I was in an informal debate once with a friend about education and the "universally best methods" for teaching, if such a thing is in fact possible.

A detailed definition of "universally best methods" in the context of our debate might have been "methods that could be applied by any teacher instructing any subject to any group of students to get good results."

My gut reaction was to state that the best teacher would be one who could walk into a room and assume nothing. Period. The person I was debating with asked me to qualify that statement more. I couldn't. I explained that I felt that to qualify it would be to detract from its value.

I'm not certain that it is definitely the case that assuming nothing is the best approach for any teacher with regards to any subject and class. To state that I was certain would be ignorant. Teaching is the toughest profession I have ever heard of or thought about. There are too many factors going on at any point. I've heard a saying that predicts that it takes people at least six months to "move into" a new job; that is, feel comfortable with the people, procedures, and routine that comprise the job. Teaching involves very little routine, and may well be a good physically-observable incarnation of "bringing order to chaos".

So, to return to the "assume nothing" statement... It seems to me that it is easier for somebody who knows something to watch somebody teach it again than for somebody who doesn't know something have to learn at a pace more rapid than they can accept. As a gifted student myself, I was frequently bored to tears in classes where this was the case, but having also had to grapple with difficult subjects, I'd rather be bored than not be able to get something.

Teachers who assume nothing start with no faults, and they don't fault students who don't fit into their established notion of prerequisite knowledge. If you're teaching Calculus, you don't assume that everybody already knows Trigonometry backwards and forwards. Of course, if it appears later on as though a small subsection of the class never went through Trig, those people probably shouldn't be in the class.

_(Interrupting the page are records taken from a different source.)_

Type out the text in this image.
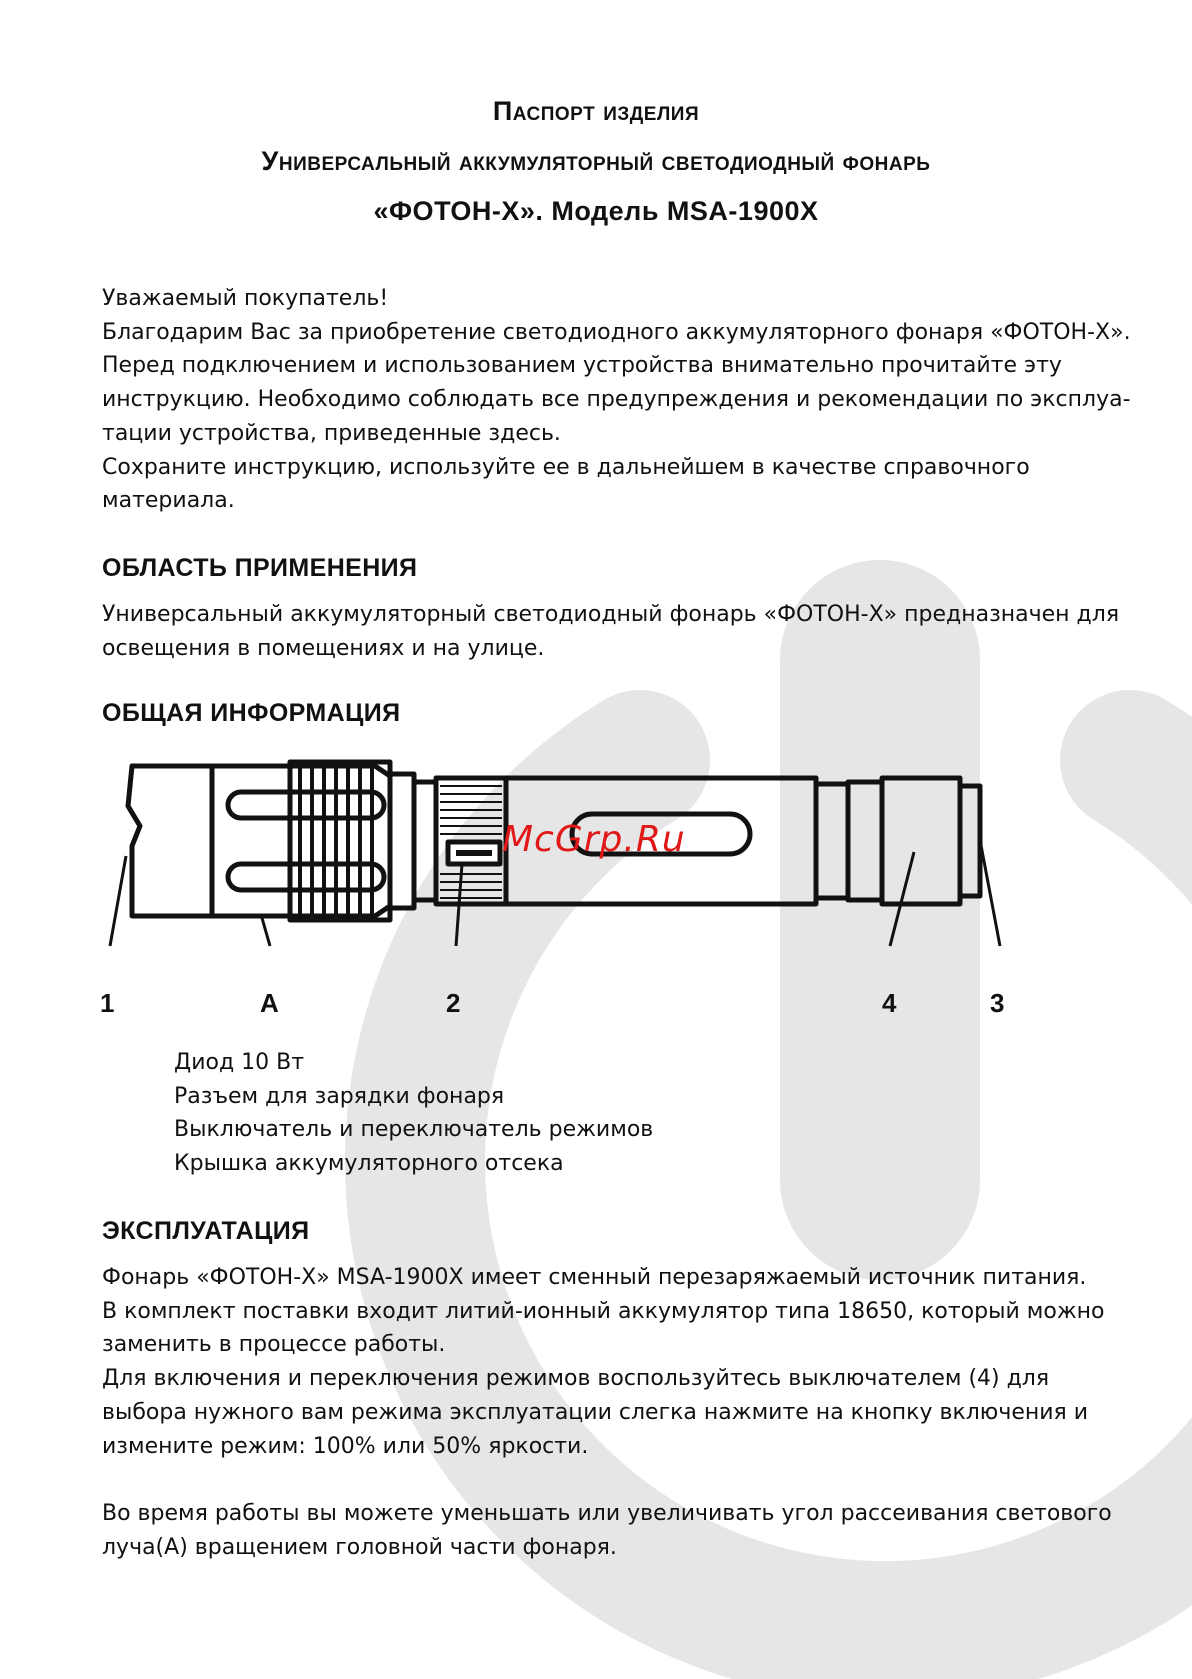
Паспорт изделия
Универсальный аккумуляторный светодиодный фонарь
«ФОТОН-Х». Модель MSA-1900X
Уважаемый покупатель!
Благодарим Вас за приобретение светодиодного аккумуляторного фонаря «ФОТОН-Х».
Перед подключением и использованием устройства внимательно прочитайте эту
инструкцию. Необходимо соблюдать все предупреждения и рекомендации по эксплуа-
тации устройства, приведенные здесь.
Сохраните инструкцию, используйте ее в дальнейшем в качестве справочного
материала.
ОБЛАСТЬ ПРИМЕНЕНИЯ
Универсальный аккумуляторный светодиодный фонарь «ФОТОН-Х» предназначен для
освещения в помещениях и на улице.
ОБЩАЯ ИНФОРМАЦИЯ
1	A	2	4	3
McGrp.Ru
Диод 10 Вт
Разъем для зарядки фонаря
Выключатель и переключатель режимов
Крышка аккумуляторного отсека
ЭКСПЛУАТАЦИЯ
Фонарь «ФОТОН-Х» MSA-1900X имеет сменный перезаряжаемый источник питания.
В комплект поставки входит литий-ионный аккумулятор типа 18650, который можно
заменить в процессе работы.
Для включения и переключения режимов воспользуйтесь выключателем (4) для
выбора нужного вам режима эксплуатации слегка нажмите на кнопку включения и
измените режим: 100% или 50% яркости.
Во время работы вы можете уменьшать или увеличивать угол рассеивания светового
луча(А) вращением головной части фонаря.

My eventual point--and since this is my first Everything node, I'll apologize to those who don't like to endure my verbose, sometimes tangential writing style--is that it's very difficult to erase a stereotype or a preconception, whereas it's relatively easy to create these things based on actual exposure. If you're in a class where everybody who wears blue t-shirts doesn't understand new grammar rules, and this is the case for the first several weeks, you're pretty safe assuming that you're going to have to spend more time working with the blue-shirted individuals when you bring up a new grammar concept. Yes, it's a stereotype, but it's one based on actual exposure and interaction, not on a sight-unseen assumption (there's that word again) about people you've never interacted with.